Louis was born at Versailles on February 15, 1710, the great-grandson of Louis XIV, whom he succeeded at the age of five. Philippe II, duc d'Orléans, governed as regent until Louis reached his legal majority in 1723. In 1725 the king married Maria Leszczyńska, daughter of Stanisław I of Poland. The following year his former tutor, André Hercule de Fleury, became the chief minister. Fleury gave France a stable administration until his death 17 years later. Thereafter Louis himself was in nominal control, but he took only a sporadic interest in government and never followed any consistent policy at home or abroad. He was frequently influenced by his mistresses, the most powerful of whom was the marquise de Pompadour.

France was involved in three wars during Louis’s reign. As a result of the first, the War of the Polish Succession (1733-1735), France gained the province of Lorraine. The second, the War of the Austrian Succession (1740-1748), which marked the beginning of a colonial struggle with Britain, was indecisive. In the last, the Seven Years’ War (1756-1763), France, crippled by corruption and mismanagement, lost most of its overseas possessions to the British. French foreign policy in this period was made chaotic by Louis’s “secret diplomacy,” as his agents in other countries sometimes pursued aims that were in conflict with those of his own ministers. The situation improved somewhat in the 1760s, when a new minister, the duc de Choiseul, restored some order to the government and tried to repair the damage done by the Seven Years’ War.

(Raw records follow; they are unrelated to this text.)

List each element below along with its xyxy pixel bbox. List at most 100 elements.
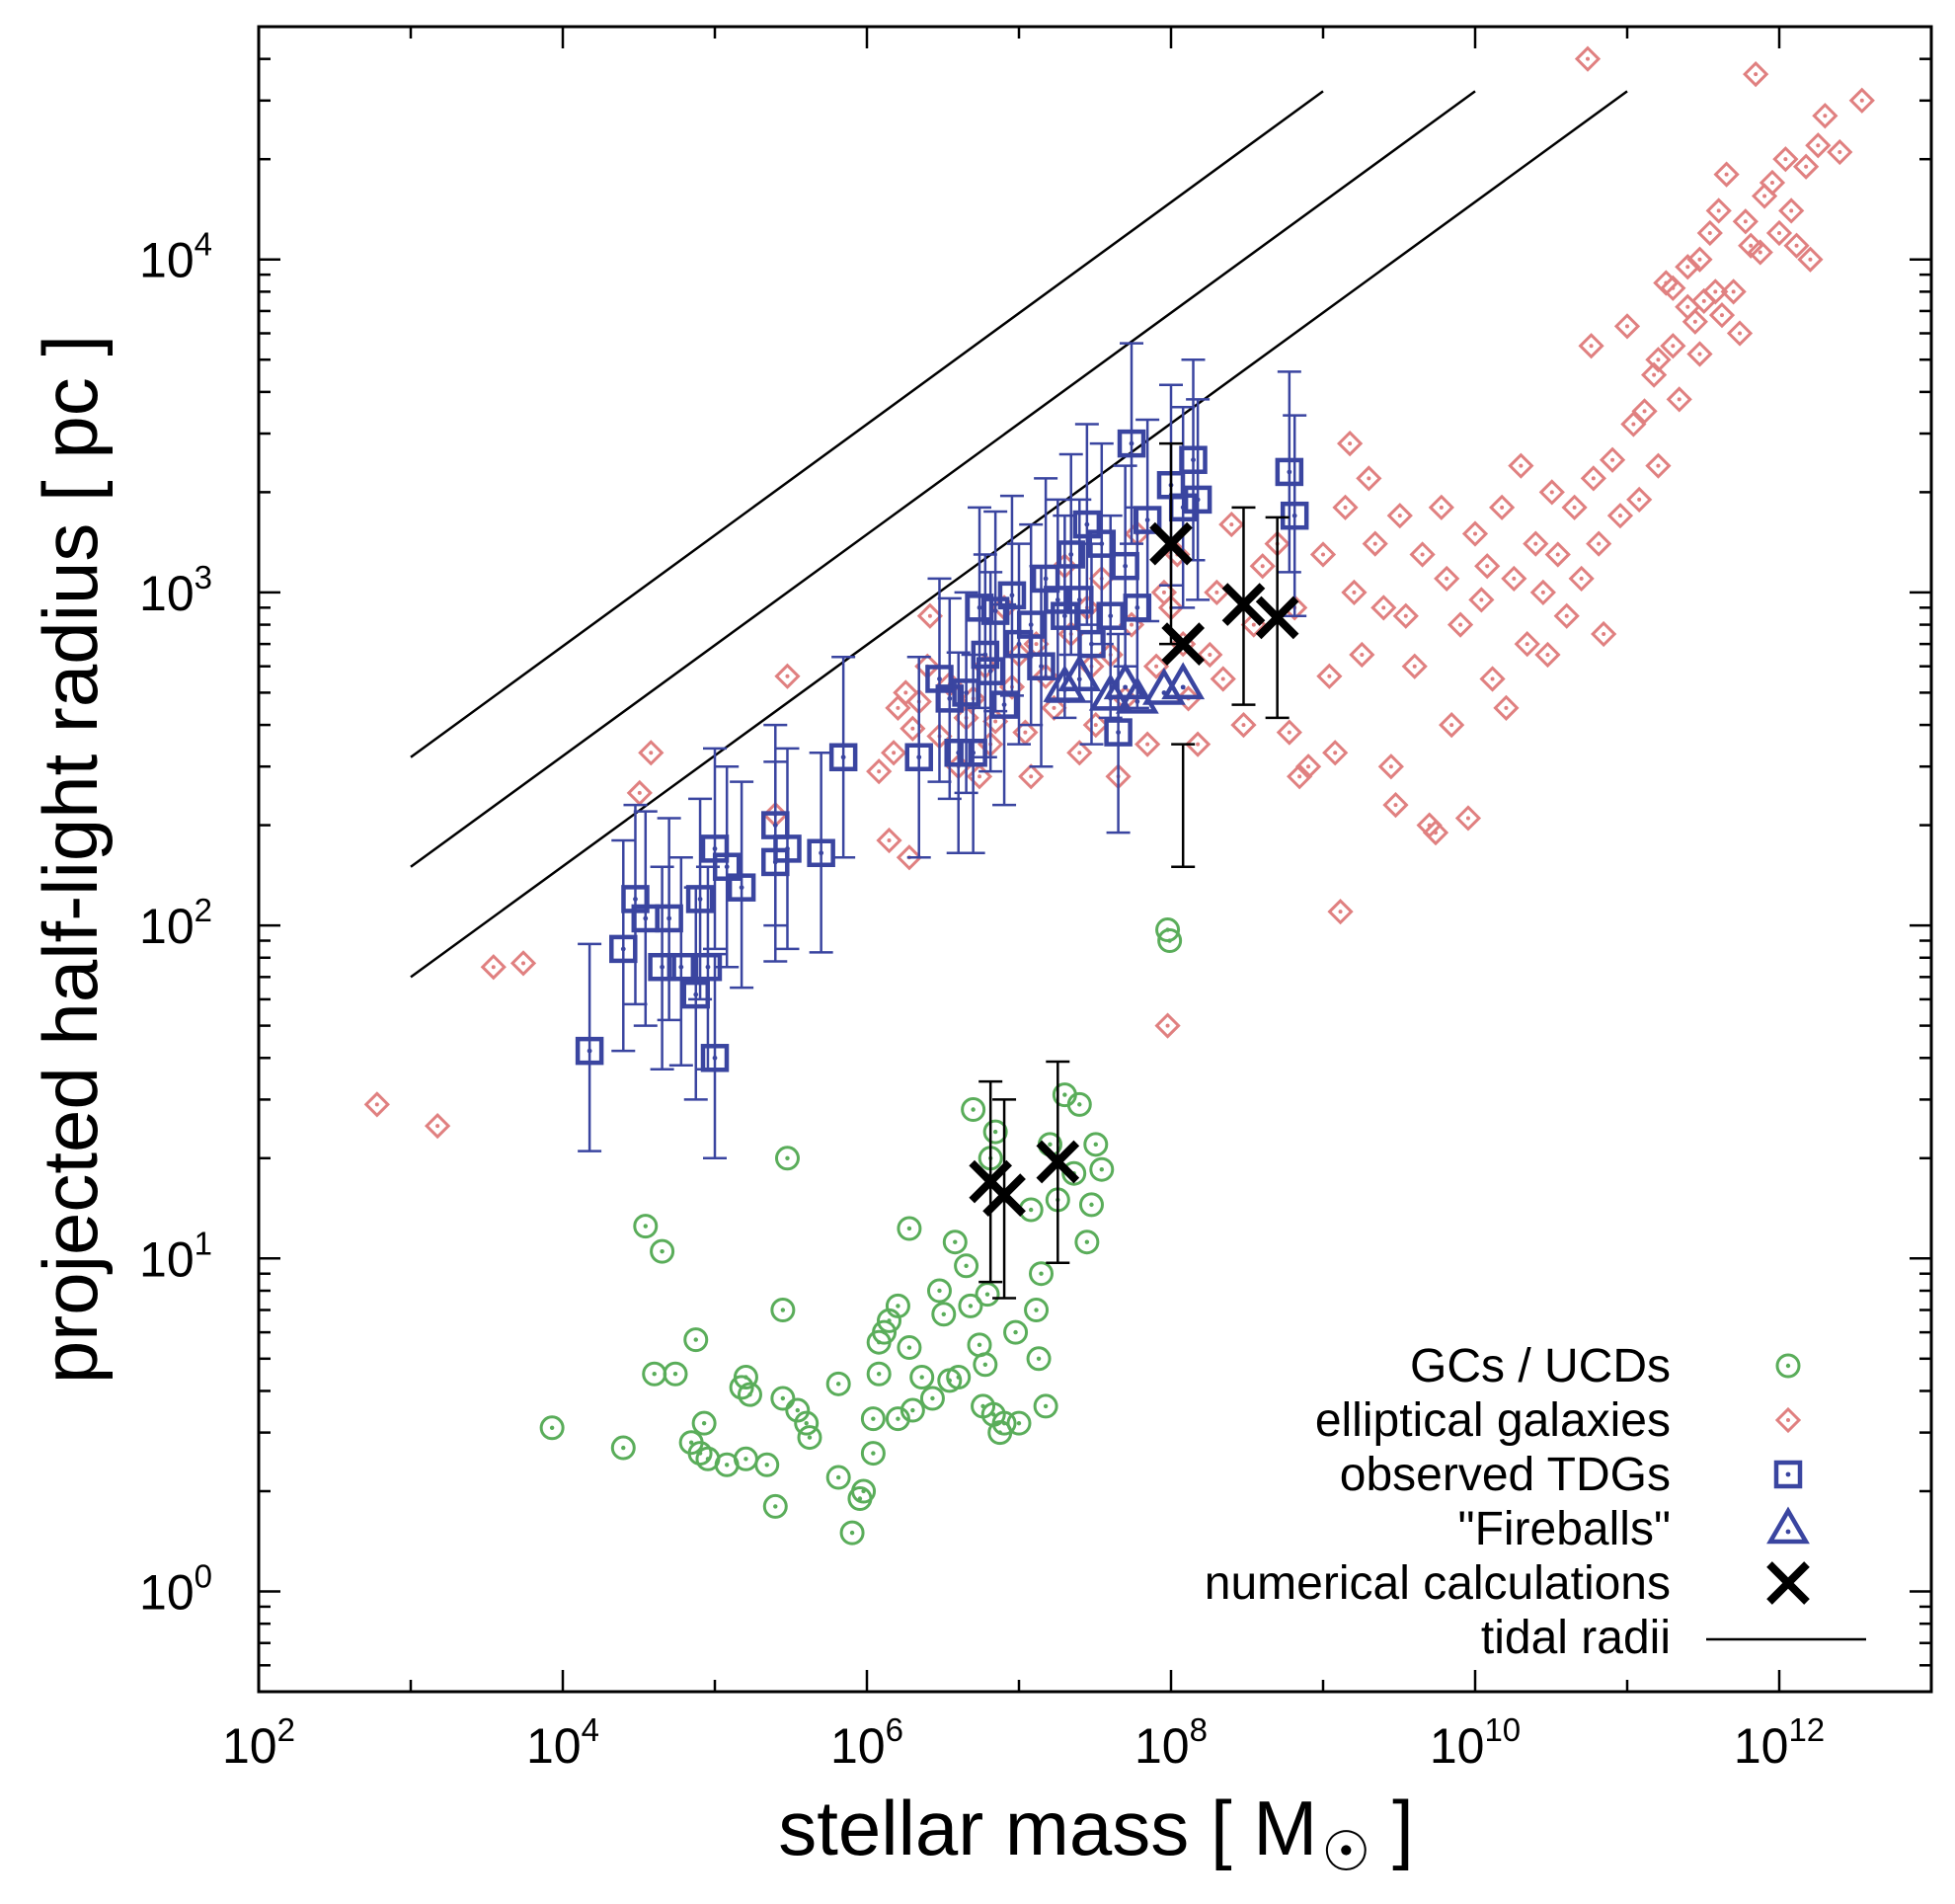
tdg-point-29 <box>989 690 1019 719</box>
gc-point-31 <box>866 1361 892 1387</box>
gc-point-23 <box>797 1425 822 1451</box>
legend-label-numerical: numerical calculations <box>1205 1557 1671 1610</box>
tdg-errorbar-1 <box>611 838 636 1053</box>
elliptical-point-153 <box>1708 302 1736 329</box>
legend-entry-fireballs: "Fireballs" <box>1458 1503 1810 1555</box>
elliptical-point-94 <box>1474 553 1501 580</box>
elliptical-point-112 <box>1586 530 1612 557</box>
elliptical-point-47 <box>1134 731 1161 757</box>
elliptical-point-152 <box>1702 278 1729 305</box>
tdg-point-51 <box>1183 485 1212 515</box>
numerical-point-0 <box>1149 521 1193 566</box>
gc-point-49 <box>961 1097 986 1123</box>
elliptical-point-147 <box>1812 103 1838 129</box>
y-axis-title: projected half-light radius [ pc ] <box>27 335 114 1384</box>
elliptical-point-2 <box>480 954 507 981</box>
elliptical-point-58 <box>1210 666 1236 692</box>
numerical-errorbar-1 <box>1171 743 1196 868</box>
elliptical-point-60 <box>1230 711 1257 739</box>
legend-entry-tdgs: observed TDGs <box>1340 1449 1803 1501</box>
elliptical-point-70 <box>1322 740 1349 766</box>
tdg-errorbar-0 <box>578 942 602 1152</box>
elliptical-point-117 <box>1620 411 1647 437</box>
gc-point-45 <box>942 1230 968 1255</box>
elliptical-point-148 <box>1827 138 1853 166</box>
tdg-point-41 <box>1087 529 1117 558</box>
elliptical-point-129 <box>1696 219 1723 247</box>
legend-entry-tidal: tidal radii <box>1481 1612 1866 1664</box>
tdg-point-6 <box>666 952 696 982</box>
gc-point-6 <box>683 1327 709 1353</box>
fireball-point-4 <box>1115 675 1159 714</box>
elliptical-point-6 <box>774 663 801 689</box>
elliptical-point-95 <box>1479 666 1506 692</box>
legend-label-tidal: tidal radii <box>1481 1612 1671 1664</box>
gc-point-1 <box>610 1435 636 1461</box>
elliptical-point-106 <box>1553 602 1580 629</box>
gc-point-36 <box>885 1406 910 1432</box>
tick-layer: 102 104 106 108 1010 1012 100 101 102 103 104 <box>139 25 1933 1774</box>
elliptical-point-84 <box>1409 541 1436 568</box>
gc-point-25 <box>825 1465 851 1490</box>
y-tick-label-0: 100 <box>139 1557 212 1620</box>
elliptical-point-78 <box>1370 595 1397 621</box>
elliptical-point-120 <box>1640 361 1668 388</box>
elliptical-point-88 <box>1434 565 1460 593</box>
legend-label-ellipticals: elliptical galaxies <box>1315 1394 1671 1447</box>
tdg-point-26 <box>971 640 1000 670</box>
elliptical-point-82 <box>1392 602 1419 629</box>
elliptical-point-5 <box>626 779 653 807</box>
elliptical-point-4 <box>638 740 665 766</box>
elliptical-point-145 <box>1797 246 1824 273</box>
elliptical-point-69 <box>1316 663 1343 689</box>
gc-point-64 <box>1029 1261 1055 1287</box>
numerical-point-3 <box>1255 595 1299 640</box>
elliptical-point-149 <box>1848 87 1875 114</box>
elliptical-point-127 <box>1686 246 1713 273</box>
x-tick-label-0: 102 <box>222 1711 295 1774</box>
gc-point-22 <box>794 1410 820 1436</box>
elliptical-point-93 <box>1468 587 1495 613</box>
gc-point-62 <box>1024 1298 1050 1323</box>
elliptical-point-131 <box>1713 161 1740 188</box>
elliptical-point-89 <box>1439 711 1465 739</box>
gc-point-70 <box>1066 1091 1092 1117</box>
gc-point-9 <box>691 1410 717 1436</box>
tdg-point-46 <box>1123 594 1152 622</box>
x-axis-title-suffix: ] <box>1370 1785 1413 1871</box>
elliptical-point-151 <box>1686 341 1713 367</box>
gc-point-47 <box>954 1253 979 1279</box>
x-axis-title: stellar mass [ M☉ ] <box>778 1785 1414 1882</box>
elliptical-point-132 <box>1720 278 1747 305</box>
elliptical-point-130 <box>1705 198 1732 224</box>
observed-tdgs-layer <box>575 342 1309 1160</box>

In the last years of his reign, Louis cooperated with his chancellor, René de Maupeou, in an effort to reform the country's inequitable and inefficient system of taxation. In 1771 the parlements, or sovereign courts, which had opposed reform, were reorganized and stripped of their power to obstruct royal decrees. Measures were then implemented to tax the previously exempt nobility and clergy, but these were reversed after the king’s death at Versailles on May 10, 1774. Louis XV’s reported prophecy, “After me, the deluge,” was fulfilled in the overthrow of the French monarchy less than two decades later.